Posts by garlicknots

    We have been holding steady (4 full days) since adding the additional vCPU to nodes in the cluster (from 2cpu to 3cpu on 4 nodes). We want to avoid additional change so we can be more sure about the root cause.


    Our Import and Export converters call scripting as of a few weeks ago which passes data to an influxDB using curl so we can visualize stats through Grafana. It's looking like the additional overhead from curl/HTTP was somehow causing this behavior.

    We upgraded yesterday actually. Unfortunately that did not resolve the issue.


    /edit: we have also now added an additional vCPU to the guest in case this was somehow related to processing power.


    /edit2: Marcel - I am reading in other threads about how you recommend setting up a forwarder and am unclear how it really is best to do so. We have settings similar to what you have outlined here Exporter Failures but sometimes see images missing from series that need to be redelivered. Speed is a big factor in what we do, so adding in a delay is a little scary sounding... but if we can't rely on the EC's to send everything without doing so that would be nice to know.
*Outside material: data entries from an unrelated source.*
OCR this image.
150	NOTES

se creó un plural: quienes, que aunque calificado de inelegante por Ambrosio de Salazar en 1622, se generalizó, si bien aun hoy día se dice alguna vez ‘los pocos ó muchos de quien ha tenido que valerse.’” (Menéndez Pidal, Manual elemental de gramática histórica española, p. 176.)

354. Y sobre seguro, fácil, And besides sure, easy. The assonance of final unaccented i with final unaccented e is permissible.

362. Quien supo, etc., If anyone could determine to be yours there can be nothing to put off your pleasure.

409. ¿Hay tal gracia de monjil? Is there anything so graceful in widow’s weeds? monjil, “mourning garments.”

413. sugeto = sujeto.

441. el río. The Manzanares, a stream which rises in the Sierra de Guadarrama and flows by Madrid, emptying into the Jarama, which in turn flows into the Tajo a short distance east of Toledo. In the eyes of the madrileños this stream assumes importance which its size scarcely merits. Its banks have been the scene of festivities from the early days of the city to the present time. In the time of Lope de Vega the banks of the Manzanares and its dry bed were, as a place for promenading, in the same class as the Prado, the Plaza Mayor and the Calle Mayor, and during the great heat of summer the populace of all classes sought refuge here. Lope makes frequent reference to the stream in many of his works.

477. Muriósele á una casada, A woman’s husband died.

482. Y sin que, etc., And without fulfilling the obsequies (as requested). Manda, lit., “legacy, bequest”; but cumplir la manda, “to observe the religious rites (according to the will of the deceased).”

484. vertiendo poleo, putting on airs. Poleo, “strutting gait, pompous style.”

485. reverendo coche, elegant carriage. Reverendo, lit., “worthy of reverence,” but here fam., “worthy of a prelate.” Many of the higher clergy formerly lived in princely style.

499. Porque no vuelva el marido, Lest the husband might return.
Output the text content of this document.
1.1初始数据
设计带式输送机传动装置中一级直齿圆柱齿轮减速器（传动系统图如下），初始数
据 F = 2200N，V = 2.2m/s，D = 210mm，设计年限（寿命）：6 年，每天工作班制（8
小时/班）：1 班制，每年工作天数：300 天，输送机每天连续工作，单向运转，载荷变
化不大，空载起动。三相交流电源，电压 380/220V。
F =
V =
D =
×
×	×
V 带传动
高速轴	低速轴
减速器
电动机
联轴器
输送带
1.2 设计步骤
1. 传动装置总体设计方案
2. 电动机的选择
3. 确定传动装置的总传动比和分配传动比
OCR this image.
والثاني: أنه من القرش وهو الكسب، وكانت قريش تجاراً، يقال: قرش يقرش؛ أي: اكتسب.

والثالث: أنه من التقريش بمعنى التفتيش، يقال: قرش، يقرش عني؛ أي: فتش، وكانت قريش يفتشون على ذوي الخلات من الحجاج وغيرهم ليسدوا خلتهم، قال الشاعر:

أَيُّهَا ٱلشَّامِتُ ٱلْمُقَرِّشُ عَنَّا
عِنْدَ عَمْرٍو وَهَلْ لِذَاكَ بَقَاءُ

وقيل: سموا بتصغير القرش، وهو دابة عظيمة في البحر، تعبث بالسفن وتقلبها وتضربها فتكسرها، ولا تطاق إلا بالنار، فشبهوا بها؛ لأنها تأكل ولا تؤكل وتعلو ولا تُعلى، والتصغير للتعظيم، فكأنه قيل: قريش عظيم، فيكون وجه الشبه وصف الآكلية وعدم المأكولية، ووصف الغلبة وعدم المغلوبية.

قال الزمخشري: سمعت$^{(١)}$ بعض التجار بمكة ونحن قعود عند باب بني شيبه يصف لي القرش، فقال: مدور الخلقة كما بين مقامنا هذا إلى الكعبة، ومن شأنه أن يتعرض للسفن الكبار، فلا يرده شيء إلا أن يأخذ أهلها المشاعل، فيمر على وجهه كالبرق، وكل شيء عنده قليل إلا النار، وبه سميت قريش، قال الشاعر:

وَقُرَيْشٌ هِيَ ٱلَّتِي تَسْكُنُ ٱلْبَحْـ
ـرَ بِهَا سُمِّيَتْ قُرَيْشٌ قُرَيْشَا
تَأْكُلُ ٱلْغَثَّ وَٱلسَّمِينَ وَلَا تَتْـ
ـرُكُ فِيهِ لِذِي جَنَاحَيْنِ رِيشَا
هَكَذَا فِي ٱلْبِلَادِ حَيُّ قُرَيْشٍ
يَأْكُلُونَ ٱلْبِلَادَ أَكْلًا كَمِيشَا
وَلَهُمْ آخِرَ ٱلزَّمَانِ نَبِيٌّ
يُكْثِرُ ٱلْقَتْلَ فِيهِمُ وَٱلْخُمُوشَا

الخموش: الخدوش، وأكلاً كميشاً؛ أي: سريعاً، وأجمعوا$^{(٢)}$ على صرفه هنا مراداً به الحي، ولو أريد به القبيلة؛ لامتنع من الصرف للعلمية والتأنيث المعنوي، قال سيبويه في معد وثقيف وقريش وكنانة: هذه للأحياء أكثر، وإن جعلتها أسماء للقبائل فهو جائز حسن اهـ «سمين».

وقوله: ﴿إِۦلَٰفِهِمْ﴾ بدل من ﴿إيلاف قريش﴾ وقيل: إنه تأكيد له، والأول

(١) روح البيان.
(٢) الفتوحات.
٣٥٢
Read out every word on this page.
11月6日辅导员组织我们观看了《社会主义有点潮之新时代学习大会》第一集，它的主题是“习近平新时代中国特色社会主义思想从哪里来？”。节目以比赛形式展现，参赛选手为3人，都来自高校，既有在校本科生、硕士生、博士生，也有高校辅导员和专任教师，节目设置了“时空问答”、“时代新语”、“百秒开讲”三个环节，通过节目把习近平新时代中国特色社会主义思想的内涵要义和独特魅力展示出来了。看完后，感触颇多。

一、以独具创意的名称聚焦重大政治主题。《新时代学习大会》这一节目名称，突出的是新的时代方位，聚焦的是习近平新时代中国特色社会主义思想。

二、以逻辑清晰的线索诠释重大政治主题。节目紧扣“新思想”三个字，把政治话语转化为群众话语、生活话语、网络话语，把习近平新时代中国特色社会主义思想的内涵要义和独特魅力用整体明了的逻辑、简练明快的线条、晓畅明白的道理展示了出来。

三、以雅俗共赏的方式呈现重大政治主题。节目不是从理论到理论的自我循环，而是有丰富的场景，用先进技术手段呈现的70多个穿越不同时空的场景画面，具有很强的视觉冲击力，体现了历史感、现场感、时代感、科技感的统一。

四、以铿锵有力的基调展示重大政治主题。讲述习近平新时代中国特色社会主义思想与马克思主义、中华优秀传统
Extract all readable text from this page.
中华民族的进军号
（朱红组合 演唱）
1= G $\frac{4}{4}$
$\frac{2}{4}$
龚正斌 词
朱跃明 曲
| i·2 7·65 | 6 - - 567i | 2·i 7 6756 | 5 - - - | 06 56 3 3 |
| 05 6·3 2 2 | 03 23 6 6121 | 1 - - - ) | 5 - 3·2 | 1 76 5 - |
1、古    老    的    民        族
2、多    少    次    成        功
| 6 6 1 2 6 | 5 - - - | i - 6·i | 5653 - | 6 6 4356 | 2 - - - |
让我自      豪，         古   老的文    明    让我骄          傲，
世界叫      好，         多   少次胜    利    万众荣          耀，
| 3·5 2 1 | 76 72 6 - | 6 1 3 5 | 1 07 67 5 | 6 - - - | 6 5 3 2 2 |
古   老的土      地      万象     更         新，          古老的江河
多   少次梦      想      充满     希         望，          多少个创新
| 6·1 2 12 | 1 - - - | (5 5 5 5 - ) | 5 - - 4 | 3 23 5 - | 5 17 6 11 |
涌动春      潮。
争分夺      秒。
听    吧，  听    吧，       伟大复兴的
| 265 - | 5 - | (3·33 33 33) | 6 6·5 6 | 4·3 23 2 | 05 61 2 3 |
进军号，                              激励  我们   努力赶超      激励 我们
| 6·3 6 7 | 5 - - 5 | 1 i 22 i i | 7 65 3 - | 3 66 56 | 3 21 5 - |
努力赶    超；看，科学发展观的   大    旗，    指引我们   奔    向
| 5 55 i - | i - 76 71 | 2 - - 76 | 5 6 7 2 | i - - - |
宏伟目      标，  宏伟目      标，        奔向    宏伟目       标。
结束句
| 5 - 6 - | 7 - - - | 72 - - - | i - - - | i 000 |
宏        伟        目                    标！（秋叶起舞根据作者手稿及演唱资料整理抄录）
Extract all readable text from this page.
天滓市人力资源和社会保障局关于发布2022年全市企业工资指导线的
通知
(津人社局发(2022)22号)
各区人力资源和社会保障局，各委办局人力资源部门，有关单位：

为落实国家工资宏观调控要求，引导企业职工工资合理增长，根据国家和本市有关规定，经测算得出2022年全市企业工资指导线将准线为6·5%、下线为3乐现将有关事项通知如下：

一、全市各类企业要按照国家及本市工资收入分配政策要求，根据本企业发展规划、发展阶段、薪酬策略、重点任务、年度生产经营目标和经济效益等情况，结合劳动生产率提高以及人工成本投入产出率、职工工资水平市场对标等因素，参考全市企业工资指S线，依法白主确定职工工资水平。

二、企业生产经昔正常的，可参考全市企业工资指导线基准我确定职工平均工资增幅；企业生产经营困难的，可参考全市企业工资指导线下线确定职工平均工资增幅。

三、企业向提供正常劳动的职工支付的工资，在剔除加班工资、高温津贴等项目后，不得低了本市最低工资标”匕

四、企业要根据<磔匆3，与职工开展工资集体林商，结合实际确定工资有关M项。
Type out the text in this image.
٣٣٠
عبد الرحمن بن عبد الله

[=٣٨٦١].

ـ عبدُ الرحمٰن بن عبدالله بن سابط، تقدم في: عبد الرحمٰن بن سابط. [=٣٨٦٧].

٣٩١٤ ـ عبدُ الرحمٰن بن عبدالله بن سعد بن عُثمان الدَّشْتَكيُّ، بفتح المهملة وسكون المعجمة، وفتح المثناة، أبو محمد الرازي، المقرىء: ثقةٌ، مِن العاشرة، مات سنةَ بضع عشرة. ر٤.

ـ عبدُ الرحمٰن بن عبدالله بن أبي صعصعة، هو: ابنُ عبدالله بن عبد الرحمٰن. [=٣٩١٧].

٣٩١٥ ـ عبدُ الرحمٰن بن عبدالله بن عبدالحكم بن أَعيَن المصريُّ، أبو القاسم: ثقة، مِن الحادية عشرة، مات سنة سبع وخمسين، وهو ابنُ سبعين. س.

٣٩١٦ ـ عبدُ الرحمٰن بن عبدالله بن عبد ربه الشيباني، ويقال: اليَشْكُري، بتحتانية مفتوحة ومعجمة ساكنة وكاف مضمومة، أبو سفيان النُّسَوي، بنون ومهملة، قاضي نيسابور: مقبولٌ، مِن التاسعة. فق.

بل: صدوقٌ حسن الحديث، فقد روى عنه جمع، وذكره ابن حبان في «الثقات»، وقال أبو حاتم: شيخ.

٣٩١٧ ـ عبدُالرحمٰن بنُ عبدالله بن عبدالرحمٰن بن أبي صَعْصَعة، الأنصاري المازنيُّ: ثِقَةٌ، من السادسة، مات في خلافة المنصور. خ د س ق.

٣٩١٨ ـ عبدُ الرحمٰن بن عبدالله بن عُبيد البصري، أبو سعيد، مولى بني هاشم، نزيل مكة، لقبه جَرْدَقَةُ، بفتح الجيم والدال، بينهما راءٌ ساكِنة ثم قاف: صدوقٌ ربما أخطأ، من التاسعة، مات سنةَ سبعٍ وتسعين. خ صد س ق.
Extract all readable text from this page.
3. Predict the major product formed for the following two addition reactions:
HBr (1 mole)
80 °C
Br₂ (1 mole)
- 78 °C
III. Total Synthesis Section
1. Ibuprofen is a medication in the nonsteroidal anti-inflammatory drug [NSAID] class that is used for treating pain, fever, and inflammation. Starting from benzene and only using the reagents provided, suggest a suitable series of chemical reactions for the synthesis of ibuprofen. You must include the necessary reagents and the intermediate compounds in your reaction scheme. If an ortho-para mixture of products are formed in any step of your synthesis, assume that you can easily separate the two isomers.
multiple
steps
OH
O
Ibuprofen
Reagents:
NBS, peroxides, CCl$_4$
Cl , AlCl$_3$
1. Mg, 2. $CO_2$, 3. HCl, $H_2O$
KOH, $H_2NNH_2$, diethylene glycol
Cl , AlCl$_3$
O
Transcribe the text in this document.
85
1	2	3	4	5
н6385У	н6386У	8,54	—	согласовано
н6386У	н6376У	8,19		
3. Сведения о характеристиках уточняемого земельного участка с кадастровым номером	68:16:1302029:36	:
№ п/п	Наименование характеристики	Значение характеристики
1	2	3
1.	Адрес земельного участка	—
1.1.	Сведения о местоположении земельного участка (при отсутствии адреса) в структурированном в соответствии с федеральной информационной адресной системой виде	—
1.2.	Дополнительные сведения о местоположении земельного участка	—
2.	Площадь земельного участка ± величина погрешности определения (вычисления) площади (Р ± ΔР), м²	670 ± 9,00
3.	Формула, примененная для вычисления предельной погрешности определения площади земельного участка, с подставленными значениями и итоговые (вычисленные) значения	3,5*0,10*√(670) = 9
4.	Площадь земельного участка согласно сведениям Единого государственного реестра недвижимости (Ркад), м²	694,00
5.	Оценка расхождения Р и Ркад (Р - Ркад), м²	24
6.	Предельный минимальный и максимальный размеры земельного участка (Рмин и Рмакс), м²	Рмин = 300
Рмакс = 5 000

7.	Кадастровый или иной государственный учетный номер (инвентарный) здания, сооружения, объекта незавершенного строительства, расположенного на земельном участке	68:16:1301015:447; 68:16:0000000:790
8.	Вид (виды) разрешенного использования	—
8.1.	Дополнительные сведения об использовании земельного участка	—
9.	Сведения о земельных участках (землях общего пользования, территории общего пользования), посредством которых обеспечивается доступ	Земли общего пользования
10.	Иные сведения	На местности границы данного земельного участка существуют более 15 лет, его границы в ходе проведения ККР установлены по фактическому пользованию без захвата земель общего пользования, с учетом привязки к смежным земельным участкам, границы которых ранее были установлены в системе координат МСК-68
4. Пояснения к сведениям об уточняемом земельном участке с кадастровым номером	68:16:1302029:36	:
For a group using ConQuest as a router, how would you recommend we develop our import/export converters to assure 100% store accuracy?


    /edit3: we are running on Linux just as an fyi

    Axel,


    We've observed behavior like this when certain abstract syntax selections and have disabled them. You should look at the syntax being negotiated in 1.4.17 and modify your 1.4.19 dgatesop.lst to encourage that preferred method.

    I'm working with kakarr0t on this issue. Our biggest question right now revolves around the fact that stopping and starting the process will result in successful deliveries. It's as if the ExportConverter thread itself becomes unstable or something. We have observed this issue on several export converters delivering to several differing destinations. I cap'd some packets but I did not find any answers in the TCP packets themselves.


    When this issue begins, the EC will begin processing data, then instantly fail delivery. It will remain in that state until the dgate process is restarted. If we begin deleting data from the EC queue, all the next data will also fail. If we stop/start, it's all retried and stored very very rapidly.